Real Status CEO Royce Murphy argues that 3D visualisation gives clearer insight into networking infrastructure than the existing 2D systems.
“The problem with 2D is that no matter how small you make the lines connecting the systems, those lines inevitably intersect and overlap,” he explains. “When you have a couple of hundred devices on the network, it gets very complicated and it is no longer decipherable. With a 3D modelling approach, you can navigate through the infrastructure model and see everything from the inside out.”
The system works by collecting data from standard network discovery tools and third-party systems management platforms, and algorithmically calculating the best way to construct a 3D model of all the components.

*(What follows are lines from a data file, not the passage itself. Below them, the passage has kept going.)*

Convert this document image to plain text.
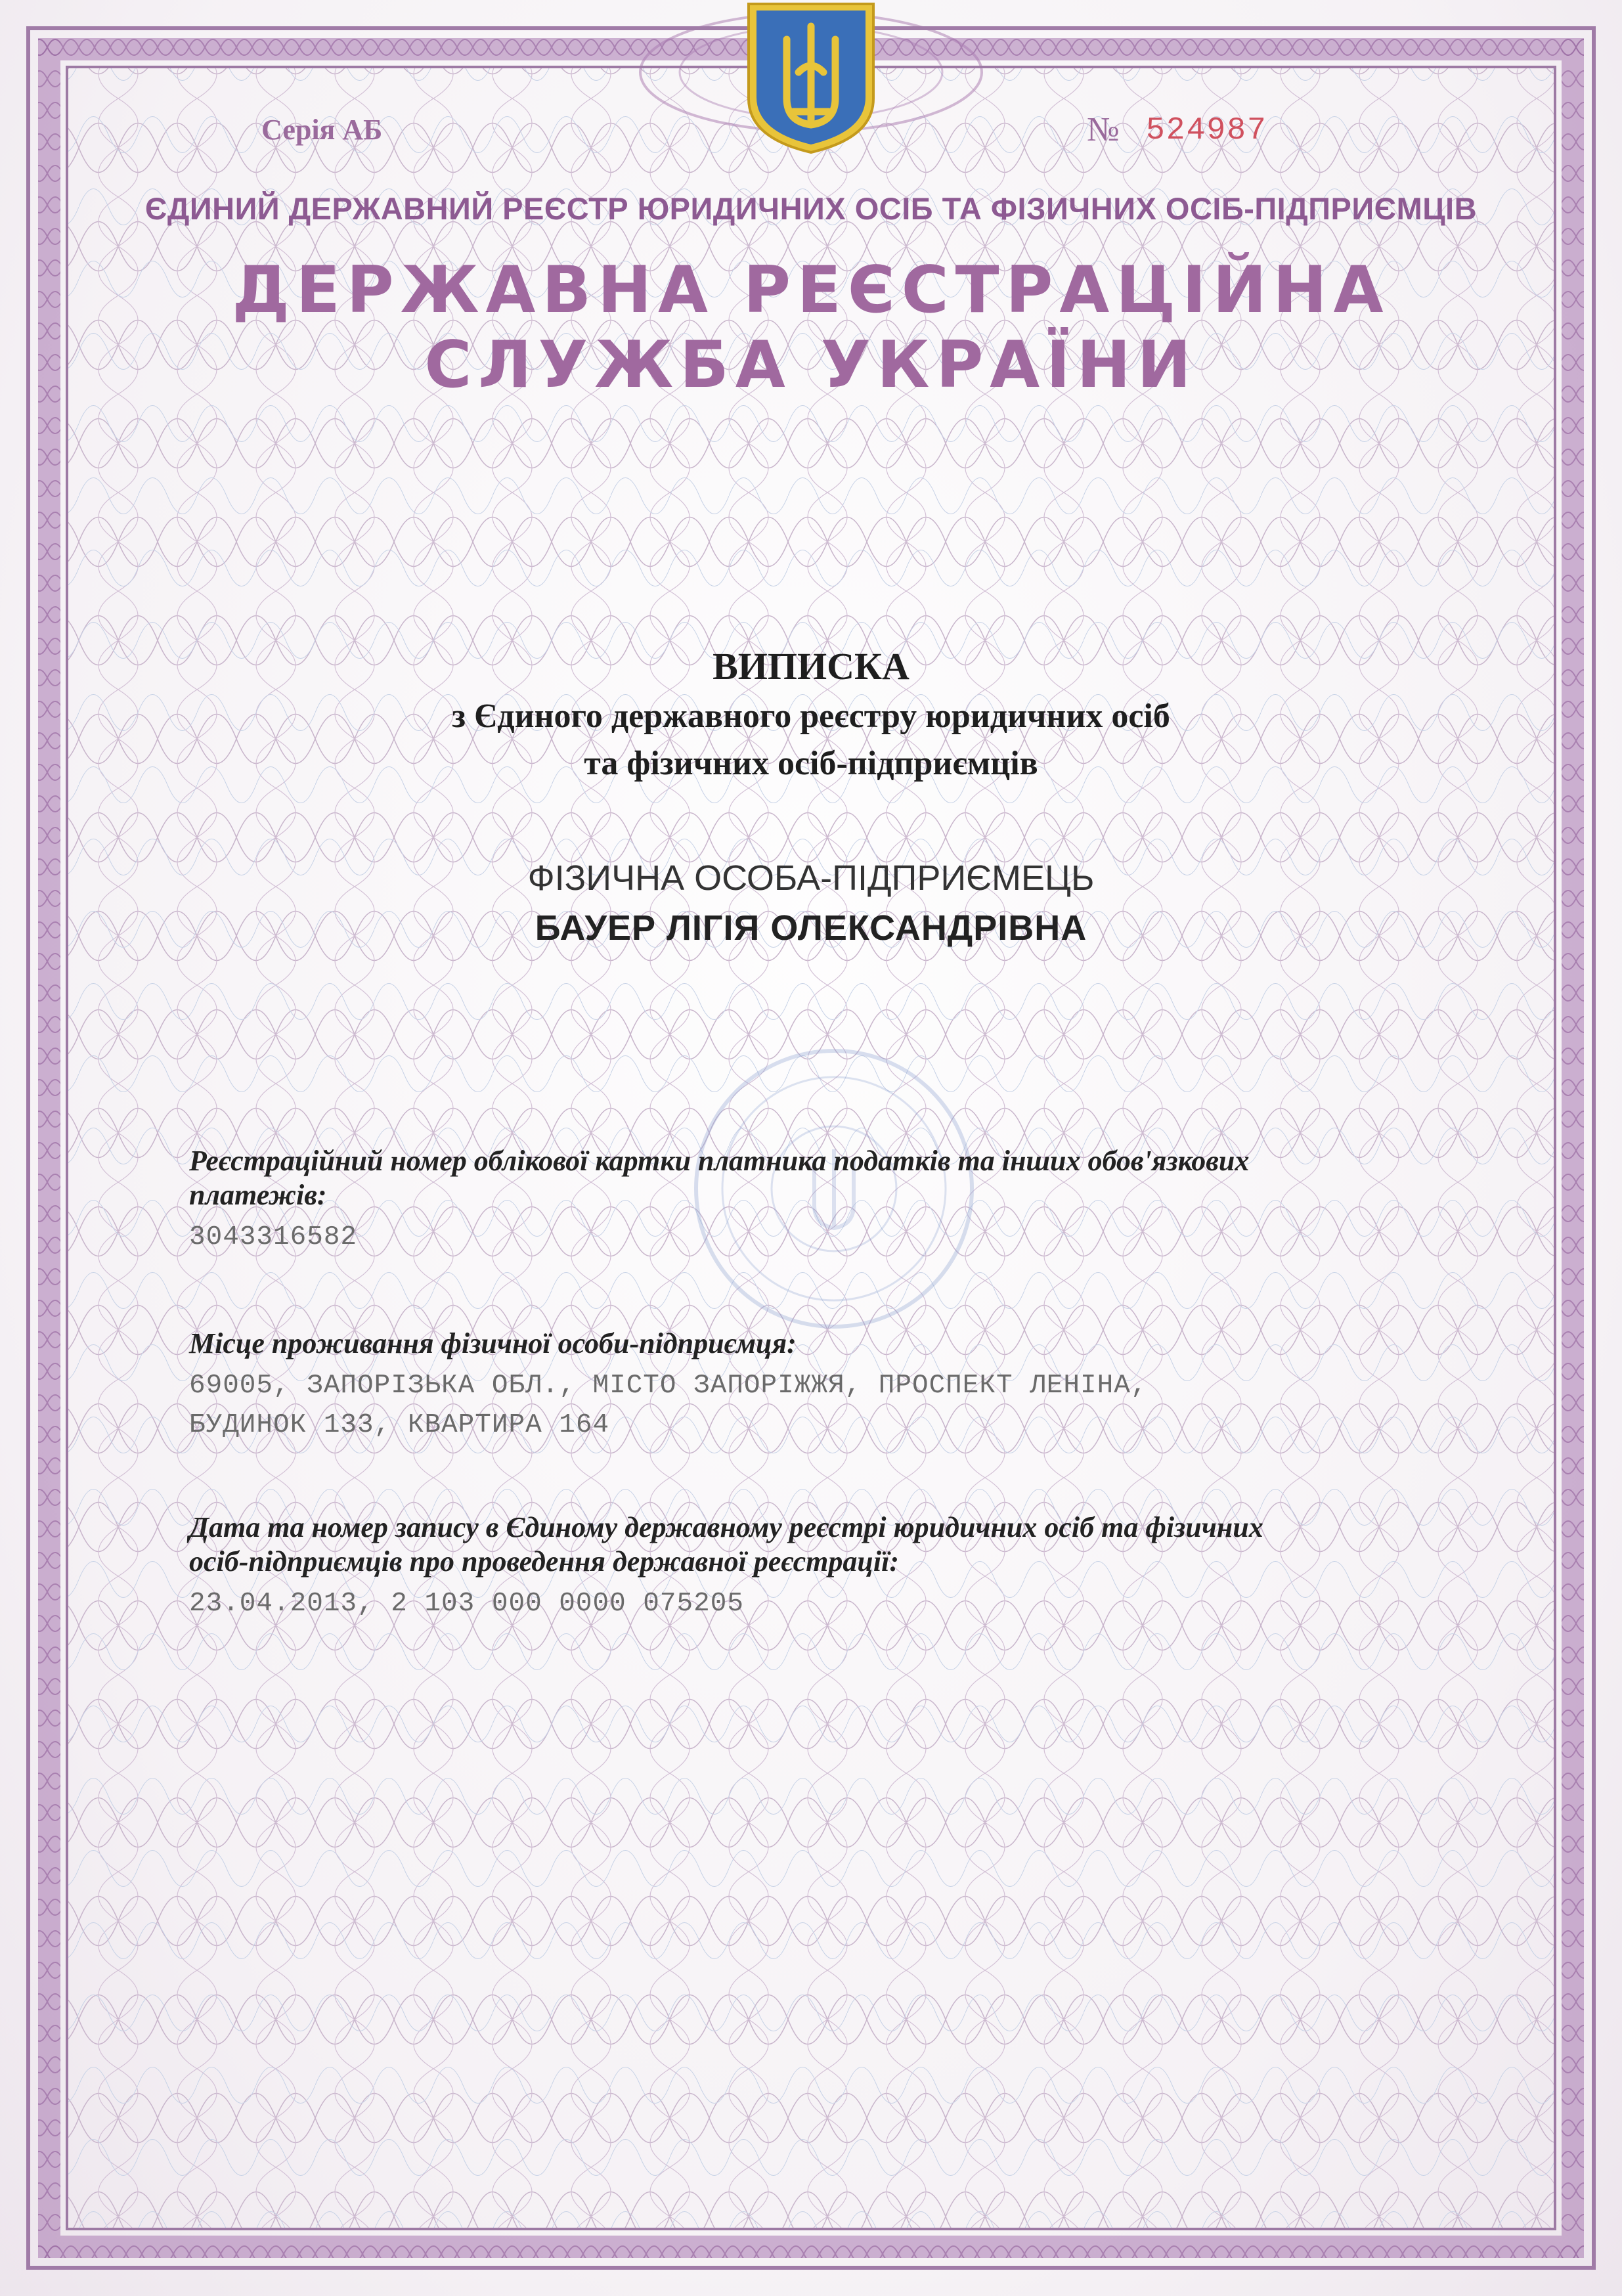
Серія АБ	№ 524987
ЄДИНИЙ ДЕРЖАВНИЙ РЕЄСТР ЮРИДИЧНИХ ОСІБ ТА ФІЗИЧНИХ ОСІБ-ПІДПРИЄМЦІВ
ДЕРЖАВНА РЕЄСТРАЦІЙНА
СЛУЖБА УКРАЇНИ
ВИПИСКА
з Єдиного державного реєстру юридичних осіб
та фізичних осіб-підприємців
ФІЗИЧНА ОСОБА-ПІДПРИЄМЕЦЬ
БАУЕР ЛІГІЯ ОЛЕКСАНДРІВНА
Реєстраційний номер облікової картки платника податків та інших обов'язкових
платежів:
3043316582
Місце проживання фізичної особи-підприємця:
69005, ЗАПОРІЗЬКА ОБЛ., МІСТО ЗАПОРІЖЖЯ, ПРОСПЕКТ ЛЕНІНА,
БУДИНОК 133, КВАРТИРА 164
Дата та номер запису в Єдиному державному реєстрі юридичних осіб та фізичних
осіб-підприємців про проведення державної реєстрації:
23.04.2013, 2 103 000 0000 075205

“One way to understand how the model is laid out is to imagine that all the network devices have a positive charge and want to repel one another, but the network links are tying them together,” explains Royce.
The system detects both physical and virtual systems, and Royce says one of the most valuable uses of Hyperglance is mapping the interdependencies between the two. Many of Real Status’s advance customers (the product is still in beta testing) use it in conjunction with VMware’s virtualisation management tools to do just that, he says.
“The system allows you to say, ‘I want any virtual connection to be a dotted line, I want a physical connection to be a solid line’. You can make virtual connections to storage orange, say, and virtual connections to CPU green,” Royce explains. “By using those visual cues, you can start to make sense of information that is just too complicated for current modelling techniques.”
It can also be used to alert systems administrators to issues that need immediate attention, such as a security breach on a business-critical system. “Every company will have intrusion detection software, patch management software and some way of rating the relative importance of all their business systems, but the output from all of these will probably be log files or spreadsheets,” he explains. “Hyperglance allows you to create an expression that says if an intrusion is detected, and there are known patch management issues, and the system in question is business-critical, then make the node flash red on the model right away.”
There is a danger for Real Status that Hyperglance might be dismissed as a toy – something nice to have but not essential – and its roots in video game technology may accentuate that impression. But Murphy insists that 3D visualisation makes a genuine difference to real-time systems management by capitalising on the pattern recognition capabilities of the human mind.
“By visualising data from multiple systems on a single model, we allow people to spot correlations on the fly, rather than write correlation-detection algorithms for every scenario they can possibly imagine,” he says. “It’s that ability to correlate data from multiple systems and take decisions at the speed of sight that is the real benefit here.”